It was a little known program. The vessel, loaded with diluted weapons grade nuclear material from Russia, docked at a U.S. port at the end of 2013.
This was the last of 251 shipments. But let’s back up a bit.
When the Soviet Union collapsed in the early ‘90s, there was a real danger that their huge stockpile of nuclear weapons might fall into the wrong hands. Enter Thomas Neff, a physicist at MIT. He suggested that the U.S. buy the uranium after the weapon grade material was diluted from 90 percent to about 5 percent by the Russians. This uranium could then be used as fuel for electric utility nuclear reactors in the U.S. Thus was born the “Megatons to Megawatts” program (see circular emblem).
The unilateral arms reductions between Moscow and Washington left thousands of nuclear bombs in Russia’s poorly guarded bunkers. Under this program, about 20,000 Russian nuclear bombs were dismantled and processed and the fuel shipped to the U.S. The Russians needed cash, and America needed cheap power, and this $17 billion business arrangement was a win-win.

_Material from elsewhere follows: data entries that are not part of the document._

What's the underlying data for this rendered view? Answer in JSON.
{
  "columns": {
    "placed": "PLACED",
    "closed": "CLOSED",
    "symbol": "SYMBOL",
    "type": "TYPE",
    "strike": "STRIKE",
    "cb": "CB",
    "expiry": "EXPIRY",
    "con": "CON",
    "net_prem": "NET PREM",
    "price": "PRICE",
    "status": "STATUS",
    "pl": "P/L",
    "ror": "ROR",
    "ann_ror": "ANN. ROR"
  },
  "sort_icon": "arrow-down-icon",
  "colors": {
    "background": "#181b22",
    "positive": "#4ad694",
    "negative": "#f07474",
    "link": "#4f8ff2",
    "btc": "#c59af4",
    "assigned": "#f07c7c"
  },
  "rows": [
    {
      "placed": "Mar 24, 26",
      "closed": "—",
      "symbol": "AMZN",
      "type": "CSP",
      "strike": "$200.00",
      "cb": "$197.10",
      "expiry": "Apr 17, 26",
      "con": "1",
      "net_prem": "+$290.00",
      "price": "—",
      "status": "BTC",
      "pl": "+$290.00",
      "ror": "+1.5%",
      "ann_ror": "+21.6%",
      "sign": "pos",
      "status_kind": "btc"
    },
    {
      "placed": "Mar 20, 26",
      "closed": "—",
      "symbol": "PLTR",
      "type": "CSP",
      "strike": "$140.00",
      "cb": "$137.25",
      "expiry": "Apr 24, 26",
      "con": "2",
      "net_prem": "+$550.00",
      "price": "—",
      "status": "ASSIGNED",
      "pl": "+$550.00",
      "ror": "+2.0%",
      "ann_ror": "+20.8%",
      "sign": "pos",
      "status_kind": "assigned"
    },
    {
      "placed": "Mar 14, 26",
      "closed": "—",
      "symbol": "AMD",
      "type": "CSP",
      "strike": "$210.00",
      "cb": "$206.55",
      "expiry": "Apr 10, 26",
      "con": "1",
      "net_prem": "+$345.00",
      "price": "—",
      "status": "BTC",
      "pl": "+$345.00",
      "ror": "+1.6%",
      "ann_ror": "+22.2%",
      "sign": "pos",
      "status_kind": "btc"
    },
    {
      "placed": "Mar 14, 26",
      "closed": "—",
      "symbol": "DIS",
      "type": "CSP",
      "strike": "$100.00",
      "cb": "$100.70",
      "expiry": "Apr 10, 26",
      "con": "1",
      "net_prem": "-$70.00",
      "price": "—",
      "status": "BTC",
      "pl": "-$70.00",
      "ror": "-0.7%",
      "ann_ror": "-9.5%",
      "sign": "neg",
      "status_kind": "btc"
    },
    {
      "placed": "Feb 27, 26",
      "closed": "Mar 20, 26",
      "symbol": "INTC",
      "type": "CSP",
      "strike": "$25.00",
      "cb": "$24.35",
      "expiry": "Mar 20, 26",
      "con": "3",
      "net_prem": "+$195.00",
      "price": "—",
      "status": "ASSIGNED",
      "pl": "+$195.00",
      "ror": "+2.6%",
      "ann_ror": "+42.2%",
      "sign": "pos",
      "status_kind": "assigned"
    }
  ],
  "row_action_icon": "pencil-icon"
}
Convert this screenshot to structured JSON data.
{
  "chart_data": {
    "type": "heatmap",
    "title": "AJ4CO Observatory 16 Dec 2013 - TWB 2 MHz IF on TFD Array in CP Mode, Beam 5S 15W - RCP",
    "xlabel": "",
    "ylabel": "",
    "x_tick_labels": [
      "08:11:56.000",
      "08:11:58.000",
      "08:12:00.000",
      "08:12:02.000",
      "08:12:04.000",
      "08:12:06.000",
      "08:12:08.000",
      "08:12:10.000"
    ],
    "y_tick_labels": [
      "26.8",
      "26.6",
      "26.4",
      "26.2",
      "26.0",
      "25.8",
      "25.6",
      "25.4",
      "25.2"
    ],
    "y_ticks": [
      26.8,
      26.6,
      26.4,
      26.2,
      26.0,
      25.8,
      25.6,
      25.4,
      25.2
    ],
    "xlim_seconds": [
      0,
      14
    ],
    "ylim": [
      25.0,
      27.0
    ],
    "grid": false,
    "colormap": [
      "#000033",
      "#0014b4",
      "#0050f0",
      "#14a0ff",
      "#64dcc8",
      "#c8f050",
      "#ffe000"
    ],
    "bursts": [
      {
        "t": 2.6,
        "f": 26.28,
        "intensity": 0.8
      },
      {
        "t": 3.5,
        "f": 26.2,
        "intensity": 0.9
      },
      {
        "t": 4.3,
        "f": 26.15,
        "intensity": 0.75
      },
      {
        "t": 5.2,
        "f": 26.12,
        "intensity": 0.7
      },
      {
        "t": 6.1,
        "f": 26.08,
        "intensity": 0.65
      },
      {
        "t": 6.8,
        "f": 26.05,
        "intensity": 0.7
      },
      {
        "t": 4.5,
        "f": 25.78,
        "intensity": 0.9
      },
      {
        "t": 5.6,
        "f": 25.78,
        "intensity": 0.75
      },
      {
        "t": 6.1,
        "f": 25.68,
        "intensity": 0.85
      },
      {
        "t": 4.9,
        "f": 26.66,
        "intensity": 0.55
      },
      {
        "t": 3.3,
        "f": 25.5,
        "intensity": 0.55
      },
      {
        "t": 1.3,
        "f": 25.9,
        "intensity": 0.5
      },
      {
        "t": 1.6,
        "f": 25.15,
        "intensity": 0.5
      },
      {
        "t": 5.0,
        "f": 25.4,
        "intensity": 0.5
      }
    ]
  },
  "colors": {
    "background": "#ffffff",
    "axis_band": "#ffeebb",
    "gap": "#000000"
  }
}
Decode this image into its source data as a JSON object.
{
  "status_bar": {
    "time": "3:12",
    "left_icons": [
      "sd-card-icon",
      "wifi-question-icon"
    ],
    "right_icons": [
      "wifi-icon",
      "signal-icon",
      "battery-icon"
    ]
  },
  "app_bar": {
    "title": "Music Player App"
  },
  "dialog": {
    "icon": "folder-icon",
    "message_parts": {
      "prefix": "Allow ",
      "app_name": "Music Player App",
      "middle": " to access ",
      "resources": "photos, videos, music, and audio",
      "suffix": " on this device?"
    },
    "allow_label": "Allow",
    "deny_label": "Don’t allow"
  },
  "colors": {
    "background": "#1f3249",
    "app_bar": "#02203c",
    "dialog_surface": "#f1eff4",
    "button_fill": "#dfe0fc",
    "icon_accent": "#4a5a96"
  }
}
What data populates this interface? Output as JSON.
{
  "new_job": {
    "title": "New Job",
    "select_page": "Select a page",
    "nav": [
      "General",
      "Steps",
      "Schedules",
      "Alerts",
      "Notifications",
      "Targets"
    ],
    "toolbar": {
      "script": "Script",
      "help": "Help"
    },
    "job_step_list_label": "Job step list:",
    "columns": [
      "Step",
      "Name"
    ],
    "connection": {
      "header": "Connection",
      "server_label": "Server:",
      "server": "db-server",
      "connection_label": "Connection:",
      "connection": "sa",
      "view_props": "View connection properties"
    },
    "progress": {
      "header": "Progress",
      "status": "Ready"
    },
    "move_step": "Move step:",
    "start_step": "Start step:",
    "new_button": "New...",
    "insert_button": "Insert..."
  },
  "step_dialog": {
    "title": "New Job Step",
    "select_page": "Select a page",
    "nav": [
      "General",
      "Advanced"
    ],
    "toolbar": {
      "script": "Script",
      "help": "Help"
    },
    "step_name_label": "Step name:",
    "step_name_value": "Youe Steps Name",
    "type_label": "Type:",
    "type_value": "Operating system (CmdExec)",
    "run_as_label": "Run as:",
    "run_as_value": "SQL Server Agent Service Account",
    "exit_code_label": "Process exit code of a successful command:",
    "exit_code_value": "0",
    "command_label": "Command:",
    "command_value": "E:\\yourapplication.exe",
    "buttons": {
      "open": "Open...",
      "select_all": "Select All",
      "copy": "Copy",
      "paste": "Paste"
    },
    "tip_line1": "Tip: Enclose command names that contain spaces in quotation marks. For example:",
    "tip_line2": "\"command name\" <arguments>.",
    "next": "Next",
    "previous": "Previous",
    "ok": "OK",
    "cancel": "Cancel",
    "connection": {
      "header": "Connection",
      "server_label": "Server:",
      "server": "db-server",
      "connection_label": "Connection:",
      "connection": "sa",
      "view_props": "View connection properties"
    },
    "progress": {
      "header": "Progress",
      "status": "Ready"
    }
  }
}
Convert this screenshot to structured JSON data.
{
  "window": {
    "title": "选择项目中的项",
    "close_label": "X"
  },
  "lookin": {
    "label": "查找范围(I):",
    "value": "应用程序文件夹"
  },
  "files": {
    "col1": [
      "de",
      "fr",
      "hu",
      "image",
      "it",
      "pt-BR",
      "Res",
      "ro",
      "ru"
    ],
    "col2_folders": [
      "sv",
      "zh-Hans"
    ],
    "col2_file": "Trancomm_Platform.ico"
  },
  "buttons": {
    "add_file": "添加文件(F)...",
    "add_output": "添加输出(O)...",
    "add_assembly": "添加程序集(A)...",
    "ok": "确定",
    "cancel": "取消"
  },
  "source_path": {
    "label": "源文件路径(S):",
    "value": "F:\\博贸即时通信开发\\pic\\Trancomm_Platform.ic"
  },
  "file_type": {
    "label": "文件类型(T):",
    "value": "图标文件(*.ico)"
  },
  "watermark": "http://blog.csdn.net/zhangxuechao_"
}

Enough energy was contained in these 15,432 tons of fissile material to provide electric power to all 20,000 cities and 115 million households in the U.S. for about two years (N.Y. Times, January 28, 2014).
One can get several levels of meaning from this program: a) the destruction of 20,000 nuclear warheads implies that a large number must remain, are still deployed and have enormous power for destruction; b) that this fuel came at a reasonable cost and helped stabilize bilateral relations; and c) the fact that 15,432 tons of nuclear material could provide all of the electrical energy needs for the United States for two years.
There is a direct and measurable heat energy connection between an atomic bomb explosion and the “heat” produced by elevated levels of carbon dioxide in our atmosphere. Scientists can readily calculate the amount of heat energy released by a Hiroshima-size atomic bomb, and also calculate the amount of “extra” heat absorbed by the 400 parts per million (ppm) of carbon dioxide in the atmosphere.